Re: [RFC PATCH v1] mm/filemap: Allow arch to request folio size for exec memory

From: Ryan Roberts <ryan.roberts@arm.com>
To: Barry Song <21cnbao@gmail.com>, Matthew Wilcox <willy@infradead.org>
Cc: Catalin Marinas <catalin.marinas@arm.com>,
	Will Deacon <will@kernel.org>,
	Mark Rutland <mark.rutland@arm.com>,
	Andrew Morton <akpm@linux-foundation.org>,
	David Hildenbrand <david@redhat.com>,
	John Hubbard <jhubbard@nvidia.com>,
	linux-arm-kernel@lists.infradead.org,
	linux-kernel@vger.kernel.org, linux-fsdevel@vger.kernel.org,
	linux-mm@kvack.org
Subject: Re: [RFC PATCH v1] mm/filemap: Allow arch to request folio size for exec memory
Date: Mon, 15 Jan 2024 09:33:35 +0000	[thread overview]
Message-ID: <398fdb16-b8c5-4d02-bb5d-d4c9b8f9bf89@arm.com> (raw)
In-Reply-To: <CAGsJ_4wZzjprAs42LMw8s8C_iz4v7m6fiO7-7nBS2BxkU9u8QA@mail.gmail.com>

On 13/01/2024 00:11, Barry Song wrote:
> On Sat, Jan 13, 2024 at 12:04 PM Matthew Wilcox <willy@infradead.org> wrote:
>>
>> On Sat, Jan 13, 2024 at 11:54:23AM +1300, Barry Song wrote:
>>>>> Perhaps an alternative would be to double ra->size and set ra->async_size to
>>>>> (ra->size / 2)? That would ensure we always have 64K aligned blocks but would
>>>>> give us an async portion so readahead can still happen.
>>>>
>>>> this might be worth to try as PMD is exactly doing this because async
>>>> can decrease
>>>> the latency of subsequent page faults.
>>>>
>>>> #ifdef CONFIG_TRANSPARENT_HUGEPAGE
>>>>         /* Use the readahead code, even if readahead is disabled */
>>>>         if (vm_flags & VM_HUGEPAGE) {
>>>>                 fpin = maybe_unlock_mmap_for_io(vmf, fpin);
>>>>                 ractl._index &= ~((unsigned long)HPAGE_PMD_NR - 1);
>>>>                 ra->size = HPAGE_PMD_NR;
>>>>                 /*
>>>>                  * Fetch two PMD folios, so we get the chance to actually
>>>>                  * readahead, unless we've been told not to.
>>>>                  */
>>>>                 if (!(vm_flags & VM_RAND_READ))
>>>>                         ra->size *= 2;
>>>>                 ra->async_size = HPAGE_PMD_NR;
>>>>                 page_cache_ra_order(&ractl, ra, HPAGE_PMD_ORDER);
>>>>                 return fpin;
>>>>         }
>>>> #endif
>>>>
>>>
>>> BTW, rather than simply always reading backwards,  we did something very
>>> "ugly" to simulate "read-around" for CONT-PTE exec before[1]
>>>
>>> if page faults happen in the first half of cont-pte, we read this 64KiB
>>> and its previous 64KiB. otherwise, we read it and its next 64KiB.
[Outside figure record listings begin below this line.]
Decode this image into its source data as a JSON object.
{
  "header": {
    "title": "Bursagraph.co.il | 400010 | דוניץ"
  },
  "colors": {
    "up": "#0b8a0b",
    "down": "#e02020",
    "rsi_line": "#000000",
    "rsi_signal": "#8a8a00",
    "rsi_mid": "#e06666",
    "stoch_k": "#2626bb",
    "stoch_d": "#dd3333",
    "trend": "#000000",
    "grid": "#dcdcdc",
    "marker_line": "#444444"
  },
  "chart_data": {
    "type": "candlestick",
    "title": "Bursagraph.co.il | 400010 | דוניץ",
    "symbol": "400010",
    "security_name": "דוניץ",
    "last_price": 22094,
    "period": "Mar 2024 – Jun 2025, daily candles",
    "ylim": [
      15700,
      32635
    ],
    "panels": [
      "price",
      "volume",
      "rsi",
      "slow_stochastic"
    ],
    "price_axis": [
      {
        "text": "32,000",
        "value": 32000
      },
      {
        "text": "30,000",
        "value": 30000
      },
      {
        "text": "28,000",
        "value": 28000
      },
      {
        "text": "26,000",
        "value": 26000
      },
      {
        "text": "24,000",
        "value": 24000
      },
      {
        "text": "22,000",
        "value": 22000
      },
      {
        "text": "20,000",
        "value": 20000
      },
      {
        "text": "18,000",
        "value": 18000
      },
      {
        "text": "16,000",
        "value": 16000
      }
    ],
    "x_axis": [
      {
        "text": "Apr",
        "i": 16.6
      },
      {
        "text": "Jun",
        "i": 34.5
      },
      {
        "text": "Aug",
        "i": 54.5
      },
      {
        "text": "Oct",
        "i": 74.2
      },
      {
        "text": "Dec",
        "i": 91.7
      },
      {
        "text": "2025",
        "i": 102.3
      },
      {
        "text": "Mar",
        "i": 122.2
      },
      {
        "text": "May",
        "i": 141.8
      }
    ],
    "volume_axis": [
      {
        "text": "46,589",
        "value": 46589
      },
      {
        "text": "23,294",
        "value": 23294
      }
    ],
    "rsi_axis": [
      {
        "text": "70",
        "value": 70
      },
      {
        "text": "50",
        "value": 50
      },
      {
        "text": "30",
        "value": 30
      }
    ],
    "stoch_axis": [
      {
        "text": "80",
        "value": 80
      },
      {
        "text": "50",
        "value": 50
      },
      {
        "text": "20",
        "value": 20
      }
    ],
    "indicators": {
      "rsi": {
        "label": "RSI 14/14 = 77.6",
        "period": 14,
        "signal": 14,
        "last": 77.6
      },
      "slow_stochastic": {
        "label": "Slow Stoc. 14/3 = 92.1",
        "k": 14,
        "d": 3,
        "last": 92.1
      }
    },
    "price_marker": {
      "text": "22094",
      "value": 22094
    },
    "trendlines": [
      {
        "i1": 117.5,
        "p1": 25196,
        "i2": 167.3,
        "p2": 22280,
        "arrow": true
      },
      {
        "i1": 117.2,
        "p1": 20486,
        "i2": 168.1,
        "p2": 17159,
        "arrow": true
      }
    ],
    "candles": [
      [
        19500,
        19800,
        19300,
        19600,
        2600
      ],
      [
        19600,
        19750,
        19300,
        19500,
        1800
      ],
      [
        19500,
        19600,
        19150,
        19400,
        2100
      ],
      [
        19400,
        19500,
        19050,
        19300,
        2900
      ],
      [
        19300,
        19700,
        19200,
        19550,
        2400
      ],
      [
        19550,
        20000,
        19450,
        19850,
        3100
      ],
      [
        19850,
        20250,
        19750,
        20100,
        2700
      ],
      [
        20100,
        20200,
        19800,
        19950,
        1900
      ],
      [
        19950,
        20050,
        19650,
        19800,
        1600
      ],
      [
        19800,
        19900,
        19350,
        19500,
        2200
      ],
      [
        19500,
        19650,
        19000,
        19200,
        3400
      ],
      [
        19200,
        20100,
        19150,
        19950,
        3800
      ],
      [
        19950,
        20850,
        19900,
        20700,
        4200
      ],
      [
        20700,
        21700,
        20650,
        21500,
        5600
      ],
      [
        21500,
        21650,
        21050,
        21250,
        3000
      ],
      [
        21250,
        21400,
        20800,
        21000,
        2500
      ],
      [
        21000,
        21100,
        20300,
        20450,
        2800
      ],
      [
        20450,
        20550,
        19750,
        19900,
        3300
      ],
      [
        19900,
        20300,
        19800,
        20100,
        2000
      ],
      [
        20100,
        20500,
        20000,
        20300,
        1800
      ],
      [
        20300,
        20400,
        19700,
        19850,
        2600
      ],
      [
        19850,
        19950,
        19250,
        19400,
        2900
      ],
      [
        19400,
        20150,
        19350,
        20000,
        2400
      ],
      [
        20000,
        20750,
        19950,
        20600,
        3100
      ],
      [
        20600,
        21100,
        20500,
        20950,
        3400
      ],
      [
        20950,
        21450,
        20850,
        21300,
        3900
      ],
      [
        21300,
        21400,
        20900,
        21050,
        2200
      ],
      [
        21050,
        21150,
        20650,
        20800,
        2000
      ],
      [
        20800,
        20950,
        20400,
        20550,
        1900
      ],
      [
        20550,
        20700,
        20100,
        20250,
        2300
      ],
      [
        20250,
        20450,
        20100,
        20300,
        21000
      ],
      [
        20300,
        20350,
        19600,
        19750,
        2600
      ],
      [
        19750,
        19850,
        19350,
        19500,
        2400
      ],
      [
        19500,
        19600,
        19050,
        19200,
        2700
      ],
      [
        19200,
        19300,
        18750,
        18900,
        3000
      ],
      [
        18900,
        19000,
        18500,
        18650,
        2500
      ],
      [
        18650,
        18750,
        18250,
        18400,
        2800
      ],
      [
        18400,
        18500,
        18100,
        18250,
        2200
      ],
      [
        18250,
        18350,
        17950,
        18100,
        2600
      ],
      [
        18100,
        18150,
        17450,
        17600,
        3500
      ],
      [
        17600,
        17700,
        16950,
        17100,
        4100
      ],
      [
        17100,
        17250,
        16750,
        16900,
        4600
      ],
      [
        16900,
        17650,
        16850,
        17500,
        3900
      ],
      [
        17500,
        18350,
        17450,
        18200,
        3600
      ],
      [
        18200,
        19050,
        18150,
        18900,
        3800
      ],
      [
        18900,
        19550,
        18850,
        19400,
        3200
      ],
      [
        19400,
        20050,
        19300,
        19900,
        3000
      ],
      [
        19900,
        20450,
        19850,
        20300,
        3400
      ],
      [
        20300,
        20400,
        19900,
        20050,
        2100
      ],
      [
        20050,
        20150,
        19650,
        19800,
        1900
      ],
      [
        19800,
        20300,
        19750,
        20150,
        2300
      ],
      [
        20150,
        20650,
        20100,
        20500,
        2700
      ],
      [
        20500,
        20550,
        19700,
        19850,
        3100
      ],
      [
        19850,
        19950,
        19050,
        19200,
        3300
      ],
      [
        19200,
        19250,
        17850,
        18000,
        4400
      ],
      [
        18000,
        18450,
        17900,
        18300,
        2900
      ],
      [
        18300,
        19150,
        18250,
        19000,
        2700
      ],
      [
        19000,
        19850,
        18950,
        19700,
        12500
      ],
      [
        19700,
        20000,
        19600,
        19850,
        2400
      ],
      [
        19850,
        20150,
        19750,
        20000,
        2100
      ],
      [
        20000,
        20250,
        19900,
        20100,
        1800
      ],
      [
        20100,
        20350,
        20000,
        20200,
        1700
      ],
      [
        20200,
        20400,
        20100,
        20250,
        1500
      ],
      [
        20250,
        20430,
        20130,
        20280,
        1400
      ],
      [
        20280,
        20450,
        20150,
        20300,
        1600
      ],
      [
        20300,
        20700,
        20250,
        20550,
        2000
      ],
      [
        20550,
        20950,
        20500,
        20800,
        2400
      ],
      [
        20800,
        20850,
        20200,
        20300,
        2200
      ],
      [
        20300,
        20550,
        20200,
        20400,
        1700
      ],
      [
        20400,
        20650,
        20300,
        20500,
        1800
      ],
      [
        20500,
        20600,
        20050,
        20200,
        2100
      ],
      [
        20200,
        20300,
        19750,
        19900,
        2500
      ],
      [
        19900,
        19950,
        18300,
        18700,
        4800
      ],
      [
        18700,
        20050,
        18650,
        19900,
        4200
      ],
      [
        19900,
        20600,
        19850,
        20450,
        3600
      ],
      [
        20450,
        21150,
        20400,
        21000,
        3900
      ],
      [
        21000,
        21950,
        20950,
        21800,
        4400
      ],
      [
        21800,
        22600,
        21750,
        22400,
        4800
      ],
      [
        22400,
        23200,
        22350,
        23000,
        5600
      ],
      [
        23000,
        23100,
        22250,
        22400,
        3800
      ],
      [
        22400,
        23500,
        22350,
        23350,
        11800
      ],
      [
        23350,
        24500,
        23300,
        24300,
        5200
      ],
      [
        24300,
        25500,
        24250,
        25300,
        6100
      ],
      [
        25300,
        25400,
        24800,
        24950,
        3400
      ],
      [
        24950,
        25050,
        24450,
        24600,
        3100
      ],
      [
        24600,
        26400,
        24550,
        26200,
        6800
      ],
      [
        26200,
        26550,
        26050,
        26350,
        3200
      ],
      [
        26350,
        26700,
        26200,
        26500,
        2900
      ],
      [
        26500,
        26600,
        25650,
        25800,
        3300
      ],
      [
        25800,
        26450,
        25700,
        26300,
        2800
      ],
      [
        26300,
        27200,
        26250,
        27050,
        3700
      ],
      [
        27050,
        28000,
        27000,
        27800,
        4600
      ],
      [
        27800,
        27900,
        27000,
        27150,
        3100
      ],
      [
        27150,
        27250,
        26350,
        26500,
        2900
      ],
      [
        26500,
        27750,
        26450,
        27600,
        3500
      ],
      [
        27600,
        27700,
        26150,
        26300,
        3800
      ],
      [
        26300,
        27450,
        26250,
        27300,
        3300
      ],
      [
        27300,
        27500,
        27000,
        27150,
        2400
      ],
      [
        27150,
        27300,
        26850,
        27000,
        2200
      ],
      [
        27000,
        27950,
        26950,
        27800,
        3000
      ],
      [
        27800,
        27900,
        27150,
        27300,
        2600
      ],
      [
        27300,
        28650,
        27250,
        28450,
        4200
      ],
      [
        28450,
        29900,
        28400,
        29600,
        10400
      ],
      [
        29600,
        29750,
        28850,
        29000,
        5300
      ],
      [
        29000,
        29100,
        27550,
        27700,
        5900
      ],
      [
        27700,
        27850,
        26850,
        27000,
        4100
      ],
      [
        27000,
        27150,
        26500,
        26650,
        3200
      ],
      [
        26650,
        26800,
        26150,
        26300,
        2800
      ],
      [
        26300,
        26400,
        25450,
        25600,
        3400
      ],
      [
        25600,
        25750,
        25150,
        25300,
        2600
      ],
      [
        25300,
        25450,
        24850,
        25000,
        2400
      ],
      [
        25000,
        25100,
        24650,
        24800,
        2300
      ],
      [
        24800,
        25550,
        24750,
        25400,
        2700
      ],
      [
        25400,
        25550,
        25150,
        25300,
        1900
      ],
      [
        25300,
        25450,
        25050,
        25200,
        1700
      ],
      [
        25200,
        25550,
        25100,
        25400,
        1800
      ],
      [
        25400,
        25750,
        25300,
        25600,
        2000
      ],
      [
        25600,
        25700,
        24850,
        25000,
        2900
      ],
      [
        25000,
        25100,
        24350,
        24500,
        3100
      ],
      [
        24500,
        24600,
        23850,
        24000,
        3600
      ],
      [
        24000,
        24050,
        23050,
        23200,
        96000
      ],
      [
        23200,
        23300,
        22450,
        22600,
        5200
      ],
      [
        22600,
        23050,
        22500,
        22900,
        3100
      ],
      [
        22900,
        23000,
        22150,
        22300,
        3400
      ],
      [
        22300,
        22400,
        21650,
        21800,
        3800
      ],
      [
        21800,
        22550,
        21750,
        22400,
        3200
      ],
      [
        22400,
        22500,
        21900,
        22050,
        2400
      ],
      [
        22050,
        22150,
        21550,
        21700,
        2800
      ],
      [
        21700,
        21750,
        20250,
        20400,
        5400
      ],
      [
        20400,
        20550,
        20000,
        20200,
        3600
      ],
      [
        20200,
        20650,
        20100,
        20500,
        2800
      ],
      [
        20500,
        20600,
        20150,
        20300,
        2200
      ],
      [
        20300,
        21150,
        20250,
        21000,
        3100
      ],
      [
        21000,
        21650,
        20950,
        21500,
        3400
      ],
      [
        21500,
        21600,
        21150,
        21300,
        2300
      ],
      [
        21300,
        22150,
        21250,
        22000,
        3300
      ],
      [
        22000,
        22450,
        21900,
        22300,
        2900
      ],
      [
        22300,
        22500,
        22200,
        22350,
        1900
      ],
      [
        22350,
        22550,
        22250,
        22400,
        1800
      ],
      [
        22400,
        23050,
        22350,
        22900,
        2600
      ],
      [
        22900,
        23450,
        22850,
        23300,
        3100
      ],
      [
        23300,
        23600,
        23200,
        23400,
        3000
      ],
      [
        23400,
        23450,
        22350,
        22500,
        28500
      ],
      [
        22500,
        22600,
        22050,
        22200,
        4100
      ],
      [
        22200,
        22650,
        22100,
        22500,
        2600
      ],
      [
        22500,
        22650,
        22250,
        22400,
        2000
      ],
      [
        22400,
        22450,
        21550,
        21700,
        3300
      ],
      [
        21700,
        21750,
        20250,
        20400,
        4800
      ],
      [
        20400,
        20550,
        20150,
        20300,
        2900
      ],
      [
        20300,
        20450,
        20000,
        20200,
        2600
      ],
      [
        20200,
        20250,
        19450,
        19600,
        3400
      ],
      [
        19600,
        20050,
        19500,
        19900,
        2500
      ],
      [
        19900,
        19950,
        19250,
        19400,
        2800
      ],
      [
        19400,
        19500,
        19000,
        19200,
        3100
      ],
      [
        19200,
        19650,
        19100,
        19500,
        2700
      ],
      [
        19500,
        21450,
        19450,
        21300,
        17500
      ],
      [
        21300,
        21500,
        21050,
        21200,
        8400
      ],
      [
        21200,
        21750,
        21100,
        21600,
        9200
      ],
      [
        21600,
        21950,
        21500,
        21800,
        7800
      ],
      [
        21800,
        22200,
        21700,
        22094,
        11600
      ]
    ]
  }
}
I actually tried something very similar to this while prototyping. I found that
it was about 10% less effective at getting text into 64K folios as the approach
I posted. I didn't investigate why, as I came to the conclusion that text
unlikely benefits from readahead anyway.

>>
>> I don't think that makes sense.  The CPU executes instructions forwards,
>> not "around".  I honestly think we should treat text as "random access"
>> because function A calls function B and functions A and B might well be
>> very far apart from each other.  The only time I see you actually
>> getting "readahead" hits is if a function is split across two pages (for
>> whatever size of page), but that's a false hit!  The function is not,
>> generally, 64kB long, so doing readahead is no more likely to bring in
>> the next page of text that we want than reading any other random page.
>>
> 
> it seems you are in favor of Ryan's modification even for filesystems
> which don't support large mapping?
> 
>> Unless somebody finds the GNU Rope source code from 1998, or recreates it:
>> https://lwn.net/1998/1029/als/rope.html
>> Then we might actually have some locality.
>>
>> Did you actually benchmark what you did?  Is there really some locality
>> between the code at offset 256-288kB in the file and then in the range
>> 192kB-256kB?
> 
> I really didn't have benchmark data, at that point I was like,
> instinctively didn’t
> want to break the logic of read-around, so made the code just that.
> The info your provide makes me re-think if the read-around code is necessary,
> thanks!

As a quick experiment, I modified my thpmaps script to collect data *only* for
executable mappings. This is run *without* my change:

| File-backed exec folios |    Speedometer | Kernel Compile |
|=========================|================|================|
|file-thp-aligned-16kB    |            56% |            46% |
|file-thp-aligned-32kB    |             2% |             3% |
|file-thp-aligned-64kB    |             4% |             5% |
|file-thp-unaligned-16kB  |             0% |             3% |
|file-thp-unaligned-128kB |             2% |             0% |
|file-thp-partial         |             0% |             0% |

It's implied that the rest of the memory (up to 100%) is small (single page)
folios. I think the only reason we would see small folios is if we would
otherwise run off the end of the file?

If so, then I think any text in folios > 16K is a rough proxy for how effective
readahead is for text: Not very.

Intuitively, I agree with Matthew that readahead doesn't make much sense for
text, and this rough data seems to agree.

> 
> was using filesystems without large-mapping support but worked around
> the problem by
> 1. preparing 16*n normals pages
> 2. insert normal pages into xa
> 3. let filesystem read 16 normal pages
> 4. after all IO completion, transform 16 pages into mTHP and reinsert
> mTHP to xa

I had a go at something like this too, but was doing it in the dynamic loader
and having it do MADV_COLLAPSE to generate PMD-sized THPs for the text. I
actaully found this to be even faster for the use cases I was measuring. But of
course its using more memory due to the 2M page size, and I expect it is slowing
down app load time because it is potentially reading in a lot more text than is
actually faulting. Ultimately I think the better strategy is to make the
filesystems large folio capable.

> 
> that was very painful and finally made no improvement probably because
> of due to various sync overhead. so  ran away and didn't dig more data.
> 
> Thanks
> Barry